Lib Dems Fear Losing 11 Seats At Election

Lib Dems Fear Losing 11 Seats At Election

Senior Liberal Democrats fear Alex Salmond will capture the Scottish constituency of Gordon from their party at the General Election - and that they will lose 11 seats in total.

The estimate is based on secret opinion polling seen by leading figures in Nick Clegg's party and obtained by Sky News.

But they are predicting they will hold 28 seats, half their current 56. Another 10 are regarded as marginal, five more are less winnable, and senior Lib Dems expect to gain two seats from the Conservatives.

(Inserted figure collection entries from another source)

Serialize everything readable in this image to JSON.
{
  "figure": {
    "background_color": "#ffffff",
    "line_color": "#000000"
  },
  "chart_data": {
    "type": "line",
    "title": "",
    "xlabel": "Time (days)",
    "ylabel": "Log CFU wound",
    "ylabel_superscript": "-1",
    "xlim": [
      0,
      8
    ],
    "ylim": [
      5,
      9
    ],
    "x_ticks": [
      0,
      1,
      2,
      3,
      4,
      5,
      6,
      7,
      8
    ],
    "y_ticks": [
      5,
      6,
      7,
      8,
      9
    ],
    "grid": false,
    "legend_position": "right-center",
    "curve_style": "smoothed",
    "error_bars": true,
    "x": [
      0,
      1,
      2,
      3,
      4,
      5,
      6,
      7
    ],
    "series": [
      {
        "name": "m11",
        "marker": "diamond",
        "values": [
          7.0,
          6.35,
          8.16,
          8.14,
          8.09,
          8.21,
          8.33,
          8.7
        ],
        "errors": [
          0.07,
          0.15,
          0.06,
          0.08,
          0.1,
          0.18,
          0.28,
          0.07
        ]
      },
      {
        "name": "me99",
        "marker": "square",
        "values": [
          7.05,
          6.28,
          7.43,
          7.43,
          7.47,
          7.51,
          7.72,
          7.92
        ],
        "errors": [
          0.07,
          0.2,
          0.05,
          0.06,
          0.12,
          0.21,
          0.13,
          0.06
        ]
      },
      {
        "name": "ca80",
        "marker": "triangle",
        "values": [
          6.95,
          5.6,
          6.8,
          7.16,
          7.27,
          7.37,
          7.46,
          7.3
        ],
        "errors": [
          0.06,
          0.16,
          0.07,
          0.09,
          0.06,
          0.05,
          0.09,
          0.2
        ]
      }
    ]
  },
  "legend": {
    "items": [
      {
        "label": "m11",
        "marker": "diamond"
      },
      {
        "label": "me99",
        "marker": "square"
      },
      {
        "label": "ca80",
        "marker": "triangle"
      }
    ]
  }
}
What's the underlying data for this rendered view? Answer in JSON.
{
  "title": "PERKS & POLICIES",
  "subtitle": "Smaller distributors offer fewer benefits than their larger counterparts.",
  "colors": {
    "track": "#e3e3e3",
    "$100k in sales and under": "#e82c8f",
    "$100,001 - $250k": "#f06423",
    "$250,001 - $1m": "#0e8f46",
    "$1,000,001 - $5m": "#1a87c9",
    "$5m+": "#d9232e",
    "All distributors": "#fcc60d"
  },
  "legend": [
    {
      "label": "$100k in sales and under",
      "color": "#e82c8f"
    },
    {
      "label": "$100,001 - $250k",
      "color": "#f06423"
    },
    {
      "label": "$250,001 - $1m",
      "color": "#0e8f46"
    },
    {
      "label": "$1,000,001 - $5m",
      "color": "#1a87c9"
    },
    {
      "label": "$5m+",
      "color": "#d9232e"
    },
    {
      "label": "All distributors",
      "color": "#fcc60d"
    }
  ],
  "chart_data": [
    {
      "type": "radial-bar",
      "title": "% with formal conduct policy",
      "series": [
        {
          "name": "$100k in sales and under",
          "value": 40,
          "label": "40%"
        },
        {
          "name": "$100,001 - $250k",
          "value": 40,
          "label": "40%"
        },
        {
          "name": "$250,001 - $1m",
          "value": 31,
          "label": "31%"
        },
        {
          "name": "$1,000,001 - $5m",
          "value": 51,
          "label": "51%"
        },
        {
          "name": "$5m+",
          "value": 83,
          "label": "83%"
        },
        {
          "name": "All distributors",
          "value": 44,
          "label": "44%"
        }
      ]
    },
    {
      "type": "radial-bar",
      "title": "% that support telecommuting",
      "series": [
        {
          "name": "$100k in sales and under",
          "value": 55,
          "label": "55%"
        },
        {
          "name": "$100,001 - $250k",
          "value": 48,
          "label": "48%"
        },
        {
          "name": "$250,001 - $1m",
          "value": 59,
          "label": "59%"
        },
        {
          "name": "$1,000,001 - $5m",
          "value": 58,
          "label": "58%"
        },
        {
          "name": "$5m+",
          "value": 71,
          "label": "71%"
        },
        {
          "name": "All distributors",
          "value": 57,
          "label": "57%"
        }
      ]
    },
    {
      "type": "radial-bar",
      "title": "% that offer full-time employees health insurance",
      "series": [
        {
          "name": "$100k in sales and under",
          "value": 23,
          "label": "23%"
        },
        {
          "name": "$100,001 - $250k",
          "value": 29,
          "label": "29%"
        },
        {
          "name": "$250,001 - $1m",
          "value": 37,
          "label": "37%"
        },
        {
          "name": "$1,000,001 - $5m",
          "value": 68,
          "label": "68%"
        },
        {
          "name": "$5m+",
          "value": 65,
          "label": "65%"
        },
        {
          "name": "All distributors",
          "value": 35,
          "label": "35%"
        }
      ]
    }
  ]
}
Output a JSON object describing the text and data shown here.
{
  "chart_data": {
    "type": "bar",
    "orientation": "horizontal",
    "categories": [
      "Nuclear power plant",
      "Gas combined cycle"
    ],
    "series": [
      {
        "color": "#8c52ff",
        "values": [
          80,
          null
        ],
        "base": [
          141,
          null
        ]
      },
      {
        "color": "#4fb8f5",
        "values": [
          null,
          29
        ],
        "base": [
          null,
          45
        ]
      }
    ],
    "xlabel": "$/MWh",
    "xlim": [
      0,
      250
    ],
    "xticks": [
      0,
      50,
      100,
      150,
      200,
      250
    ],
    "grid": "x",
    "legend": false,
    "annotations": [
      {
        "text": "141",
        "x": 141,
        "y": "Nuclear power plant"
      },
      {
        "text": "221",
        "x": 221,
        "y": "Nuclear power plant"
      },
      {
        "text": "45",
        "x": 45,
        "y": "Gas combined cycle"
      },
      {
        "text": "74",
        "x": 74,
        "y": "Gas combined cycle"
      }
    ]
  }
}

Based on this detailed polling evidence, top figures in the party are forecasting they will have 35-40 MPs - more than Mr Salmond's Scottish Nationalists and enough to be powerbrokers in a hung Parliament and potential Coalition partners again.

"We will definitely have more MPs than the SNP," a top Lib Dem party figure told Sky News. "So, whatever the polls say, don't write us off."

But these claims will be fiercely disputed by opponents.

The Lib Dems' national opinion poll ratings are currently dire, with the party on about 7%, battling for fourth place with the Greens and trailing way behind Nigel Farage's UKIP.

Mr Salmond confirmed this week he will contest Gordon, in northeast Scotland, which is currently held by the Lib Dems' deputy leader Sir Malcolm Bruce, who is standing down.

The only minister among the 11 MPs predicted to lose their seat is Home Office minister Lynne Featherstone in Hornsey and Wood Green, which party chiefs fear will be recaptured by Labour.

Among the MPs defending a seat regarded as marginal are Cabinet ministers Ed Davey in Kingston and Surbiton, Danny Alexander in Inverness, Nairn, Badenoch and Strathspey, and junior minister Jo Swinson in Dunbartonshire East.

The two seats party chiefs predict they will win are Watford, where popular Lib Dem mayor Dorothy Thornhill - elected in 2002, 2006, 2010 and 2014 - is standing, and Winchester, held by the party from 1997 to 2010.